Dès 1945, sous l'impulsion du Président De Gaulle, la France a développé un programme de nucléaire civil lui permettant de devenir le deuxième producteur mondial d'électricité nucléaire et d'acquérir une expertise reconnue. Mais, en août 2015, une loi sur la transition énergétique initiée par Ségolène Royal a imposé la réduction de la part d'électricité d'origine nucléaire pour faire place aux énergies renouvelables (EnR).

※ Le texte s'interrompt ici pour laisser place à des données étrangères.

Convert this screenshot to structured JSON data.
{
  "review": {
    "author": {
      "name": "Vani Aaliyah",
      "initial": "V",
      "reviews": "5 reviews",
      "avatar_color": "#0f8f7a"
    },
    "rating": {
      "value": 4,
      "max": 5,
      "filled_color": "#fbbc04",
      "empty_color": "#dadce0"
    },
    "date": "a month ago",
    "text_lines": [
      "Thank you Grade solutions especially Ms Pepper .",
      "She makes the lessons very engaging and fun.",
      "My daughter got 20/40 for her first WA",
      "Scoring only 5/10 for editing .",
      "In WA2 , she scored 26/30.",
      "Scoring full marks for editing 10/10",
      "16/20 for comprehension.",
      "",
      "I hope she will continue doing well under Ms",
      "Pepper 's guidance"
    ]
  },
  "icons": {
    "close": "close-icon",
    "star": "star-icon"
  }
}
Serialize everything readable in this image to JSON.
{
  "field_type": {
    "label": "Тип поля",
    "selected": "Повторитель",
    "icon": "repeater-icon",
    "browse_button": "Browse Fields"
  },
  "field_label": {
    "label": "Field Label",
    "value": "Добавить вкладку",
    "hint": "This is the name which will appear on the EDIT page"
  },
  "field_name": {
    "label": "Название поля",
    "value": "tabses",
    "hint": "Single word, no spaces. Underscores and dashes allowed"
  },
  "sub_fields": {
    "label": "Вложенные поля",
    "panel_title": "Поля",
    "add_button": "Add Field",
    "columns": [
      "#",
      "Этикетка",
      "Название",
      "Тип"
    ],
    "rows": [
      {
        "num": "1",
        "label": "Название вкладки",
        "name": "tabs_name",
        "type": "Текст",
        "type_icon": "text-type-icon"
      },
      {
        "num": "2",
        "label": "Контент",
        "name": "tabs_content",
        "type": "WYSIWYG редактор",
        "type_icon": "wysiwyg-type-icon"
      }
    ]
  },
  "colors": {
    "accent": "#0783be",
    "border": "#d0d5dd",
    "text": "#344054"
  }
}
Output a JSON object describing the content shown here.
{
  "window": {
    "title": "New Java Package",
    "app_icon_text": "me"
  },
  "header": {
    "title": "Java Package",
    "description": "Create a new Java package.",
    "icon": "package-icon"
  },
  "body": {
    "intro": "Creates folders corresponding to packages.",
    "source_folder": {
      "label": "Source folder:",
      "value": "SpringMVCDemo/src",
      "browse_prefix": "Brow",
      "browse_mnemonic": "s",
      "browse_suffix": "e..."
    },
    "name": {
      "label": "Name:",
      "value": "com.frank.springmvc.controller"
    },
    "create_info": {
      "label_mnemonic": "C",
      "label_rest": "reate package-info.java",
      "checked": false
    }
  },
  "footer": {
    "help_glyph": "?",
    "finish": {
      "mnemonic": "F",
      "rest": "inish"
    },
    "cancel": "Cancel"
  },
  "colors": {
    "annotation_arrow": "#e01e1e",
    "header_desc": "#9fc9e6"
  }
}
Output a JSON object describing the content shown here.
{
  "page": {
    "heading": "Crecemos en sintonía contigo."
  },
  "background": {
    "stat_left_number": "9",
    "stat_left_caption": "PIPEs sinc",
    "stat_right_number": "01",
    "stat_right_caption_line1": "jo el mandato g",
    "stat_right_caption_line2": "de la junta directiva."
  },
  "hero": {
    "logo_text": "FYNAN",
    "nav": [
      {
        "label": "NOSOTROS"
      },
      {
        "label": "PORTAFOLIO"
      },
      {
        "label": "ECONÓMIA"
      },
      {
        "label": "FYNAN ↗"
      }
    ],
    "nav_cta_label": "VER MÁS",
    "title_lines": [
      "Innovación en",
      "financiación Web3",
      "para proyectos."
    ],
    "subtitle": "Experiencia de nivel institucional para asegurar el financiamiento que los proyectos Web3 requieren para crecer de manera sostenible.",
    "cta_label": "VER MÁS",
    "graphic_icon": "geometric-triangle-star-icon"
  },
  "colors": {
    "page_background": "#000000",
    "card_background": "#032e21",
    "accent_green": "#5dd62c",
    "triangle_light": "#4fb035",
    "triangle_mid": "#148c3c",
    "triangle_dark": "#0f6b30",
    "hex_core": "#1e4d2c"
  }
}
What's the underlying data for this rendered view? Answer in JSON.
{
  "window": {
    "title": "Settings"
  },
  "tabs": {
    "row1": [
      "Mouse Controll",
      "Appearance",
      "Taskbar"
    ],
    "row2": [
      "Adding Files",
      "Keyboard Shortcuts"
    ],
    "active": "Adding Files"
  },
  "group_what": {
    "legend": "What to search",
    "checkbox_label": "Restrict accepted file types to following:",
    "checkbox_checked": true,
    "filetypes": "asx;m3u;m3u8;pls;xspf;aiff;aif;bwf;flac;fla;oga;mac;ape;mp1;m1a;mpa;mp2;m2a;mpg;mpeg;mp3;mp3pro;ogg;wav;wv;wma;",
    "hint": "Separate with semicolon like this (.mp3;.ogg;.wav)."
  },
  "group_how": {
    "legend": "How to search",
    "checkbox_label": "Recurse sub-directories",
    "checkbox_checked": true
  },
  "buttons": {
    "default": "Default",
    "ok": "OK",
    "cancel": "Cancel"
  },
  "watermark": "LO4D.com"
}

Et pourtant, le nucléaire est avec l'hydraulique la source d'énergie sans carbone la plus abondante et la mieux pilotable au monde alors que l'intermittence du photovoltaïque et de l'éolien impose des moyens de production complémentaires et des coûts importants de restructuration du réseau. Le seul surcoût des contrats déjà engagés pour les EnR électriques jusqu'à fin 2017 est estimé à 121 milliards d'euros par la Cour des Comptes, pour une production marginale (6% en 2017) susceptible de faire défaut quand on en a le plus besoin. Les épisodes de grand froid sont généralement anticycloniques, c'est-à-dire sans vent, et les pointes de consommation se produisent le soir, après le coucher du soleil . L'éolien et le solaire réclament une place considérable et contribuent par leur dispersion sur le territoire à abîmer nos paysages. Suite à des plaintes de riverains d'éoliennes, l'Académie de médecine préconise dans un rapport de 2017 de durcir la règlementation acoustique des éoliennes et renouvelle sa demande de 2006 d'une étude épidémiologique.

Par ailleurs, en investissant massivement dans les EnR au détriment du nucléaire (et des factures d'électricité de plus en plus élevées), la France perd son expertise dans les réacteurs de nouvelle génération alors que des techniques avancées de production d'énergie nucléaire offrent pour demain des solutions encore plus sûres et plus performantes.
Enfin, il faut rappeler la confusion entretenue auprès de l'opinion publique entre risque et danger. L'énergie nucléaire reste le moyen de production d'électricité responsable du plus petit nombre de décès par unité d'énergie produite, tous incidents et accidents confondus. La gestion des risques est un domaine qui réclame la rigueur et ne doit pas céder à l'émotion.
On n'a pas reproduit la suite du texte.